Opúsculo Humanitário também critica o despreparo dos diretores de escolas brasileiras para o exercício da missão educacional e denuncia a manutenção de um ensino precário como ferramenta de domínio político. “Quanto mais ignorante o povo, tanto mais fácil é a um governo absoluto exercer sobre ele o seu ilimitado poder”, explica a autora em um trecho do livro.
O ativismo de Nísia ultrapassava as questões de gênero. Ela também criticou o tratamento desumano dado aos povos indígenas e condenou a escravidão. No poema A Lágrima de um Caeté, lançado em 1849, Nísia fala sobre a opressão dos povos originários e a barbárie dos colonizadores.

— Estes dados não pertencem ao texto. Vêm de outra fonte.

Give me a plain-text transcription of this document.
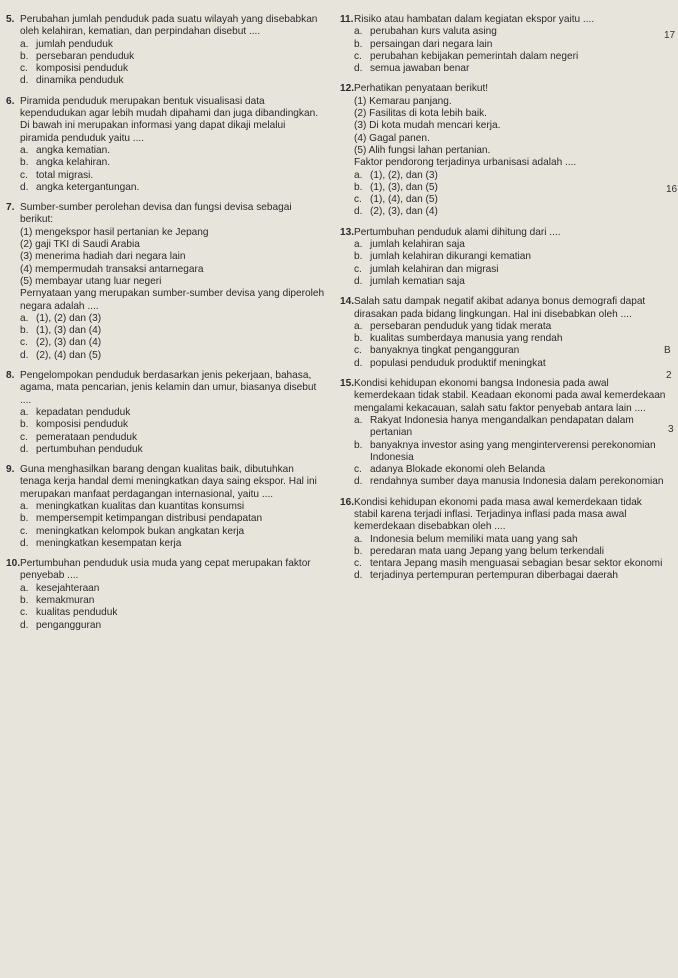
5. Perubahan jumlah penduduk pada suatu wilayah yang disebabkan oleh kelahiran, kematian, dan perpindahan disebut ....
a. jumlah penduduk
b. persebaran penduduk
c. komposisi penduduk
d. dinamika penduduk
6. Piramida penduduk merupakan bentuk visualisasi data kependudukan agar lebih mudah dipahami dan juga dibandingkan. Di bawah ini merupakan informasi yang dapat dikaji melalui piramida penduduk yaitu ....
a. angka kematian.
b. angka kelahiran.
c. total migrasi.
d. angka ketergantungan.
7. Sumber-sumber perolehan devisa dan fungsi devisa sebagai berikut:
(1) mengekspor hasil pertanian ke Jepang
(2) gaji TKI di Saudi Arabia
(3) menerima hadiah dari negara lain
(4) mempermudah transaksi antarnegara
(5) membayar utang luar negeri
Pernyataan yang merupakan sumber-sumber devisa yang diperoleh negara adalah ....
a. (1), (2) dan (3)
b. (1), (3) dan (4)
c. (2), (3) dan (4)
d. (2), (4) dan (5)
8. Pengelompokan penduduk berdasarkan jenis pekerjaan, bahasa, agama, mata pencarian, jenis kelamin dan umur, biasanya disebut ....
a. kepadatan penduduk
b. komposisi penduduk
c. pemerataan penduduk
d. pertumbuhan penduduk
9. Guna menghasilkan barang dengan kualitas baik, dibutuhkan tenaga kerja handal demi meningkatkan daya saing ekspor. Hal ini merupakan manfaat perdagangan internasional, yaitu ....
a. meningkatkan kualitas dan kuantitas konsumsi
b. mempersempit ketimpangan distribusi pendapatan
c. meningkatkan kelompok bukan angkatan kerja
d. meningkatkan kesempatan kerja
10. Pertumbuhan penduduk usia muda yang cepat merupakan faktor penyebab ....
a. kesejahteraan
b. kemakmuran
c. kualitas penduduk
d. pengangguran
11. Risiko atau hambatan dalam kegiatan ekspor yaitu ....
a. perubahan kurs valuta asing
b. persaingan dari negara lain
c. perubahan kebijakan pemerintah dalam negeri
d. semua jawaban benar
12. Perhatikan penyataan berikut!
(1) Kemarau panjang.
(2) Fasilitas di kota lebih baik.
(3) Di kota mudah mencari kerja.
(4) Gagal panen.
(5) Alih fungsi lahan pertanian.
Faktor pendorong terjadinya urbanisasi adalah ....
a. (1), (2), dan (3)
b. (1), (3), dan (5)
c. (1), (4), dan (5)
d. (2), (3), dan (4)
13. Pertumbuhan penduduk alami dihitung dari ....
a. jumlah kelahiran saja
b. jumlah kelahiran dikurangi kematian
c. jumlah kelahiran dan migrasi
d. jumlah kematian saja
14. Salah satu dampak negatif akibat adanya bonus demografi dapat dirasakan pada bidang lingkungan. Hal ini disebabkan oleh ....
a. persebaran penduduk yang tidak merata
b. kualitas sumberdaya manusia yang rendah
c. banyaknya tingkat pengangguran
d. populasi penduduk produktif meningkat
15. Kondisi kehidupan ekonomi bangsa Indonesia pada awal kemerdekaan tidak stabil. Keadaan ekonomi pada awal kemerdekaan mengalami kekacauan, salah satu faktor penyebab antara lain ....
a. Rakyat Indonesia hanya mengandalkan pendapatan dalam pertanian
b. banyaknya investor asing yang menginterverensi perekonomian Indonesia
c. adanya Blokade ekonomi oleh Belanda
d. rendahnya sumber daya manusia Indonesia dalam perekonomian
16. Kondisi kehidupan ekonomi pada masa awal kemerdekaan tidak stabil karena terjadi inflasi. Terjadinya inflasi pada masa awal kemerdekaan disebabkan oleh ....
a. Indonesia belum memiliki mata uang yang sah
b. peredaran mata uang Jepang yang belum terkendali
c. tentara Jepang masih menguasai sebagian besar sektor ekonomi
d. terjadinya pertempuran pertempuran diberbagai daerah
17
16
B
2
3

Já em Páginas de uma Vida Obscura, publicado em 1855, a escritora narra a história de um africano escravizado, forçado a trabalhar até a morte, e apresenta suas reflexões sobre o regime escravocrata. Nísia também se tornaria uma militante ativa no movimento abolicionista a partir da década de 1870.
Trajetória na Europa
A partir de 1855, Nísia passou a viver na Europa. Ela viajou para várias cidades e passou longas temporadas na Itália, Grécia, Alemanha e Inglaterra, antes de se estabelecer na França. Em Paris, Nísia frequentou os salões literários e os círculos intelectuais e aprofundou seu contato com os ideais iluministas e positivistas que influenciaram a sua visão pedagógica e a sua crítica social.
A brasileira se tornou amiga e discípula do filósofo francês Auguste Comte, que a elogiou efusivamente por sua abordagem emancipatória. Nísia ajudaria a adaptar o positivismo ao contexto brasileiro e às suas ideias sobre educação feminina e direitos das mulheres.
Em 1857, Nísia faria um discurso célebre junto ao túmulo de Clotilde de Vaux, a musa inspiradora de Comte e cofundadora da Religião da Humanidade. Esse discurso se tornaria um elemento de culto presente no positivismo religioso.
Mesmo distante do Brasil, Nísia continuou acompanhando e se fazendo presente nos debates políticos e sociais pertinentes ao país, posicionando-se a favor das reformas na educação e da abolição da escravatura. Seu cosmopolitismo contribuiu para enriquecer o debate nos círculos intelectuais brasileiros com perspectivas universais, sem perder de vista as particularidades da realidade nacional.
O legado de Nísia
Nísia Floresta morreu em 24 de abril de 1885, em Rouen, na França, aos 74 anos de idade. Seus restos mortais só retornaram ao Brasil quase sete décadas depois, em 1954.
O reconhecimento do legado de Nísia foi consideravelmente tardio. A trajetória da autora começou a ser resgatada por estudiosas do movimento feminista a partir da década de 1980 — com destaque para Constância Lima Duarte, que publicou Nísia Floresta: uma mulher à frente do seu tempo e organizou edições comentadas de sua obra.
Com esse esforço, passou-se a compreender a profundidade do pensamento de Nísia e a sua inegável importância como pioneira do movimento feminista e da educação emancipadora. Antes mesmo do termo “feminismo” ser cunhado, Nísia já articulava a construção de uma crítica contundente ao patriarcado e identificava que a opressão feminina estava enraizada em um projeto educacional limitador, que visava ensinar as mulheres apenas a obedecer, e não a pensar.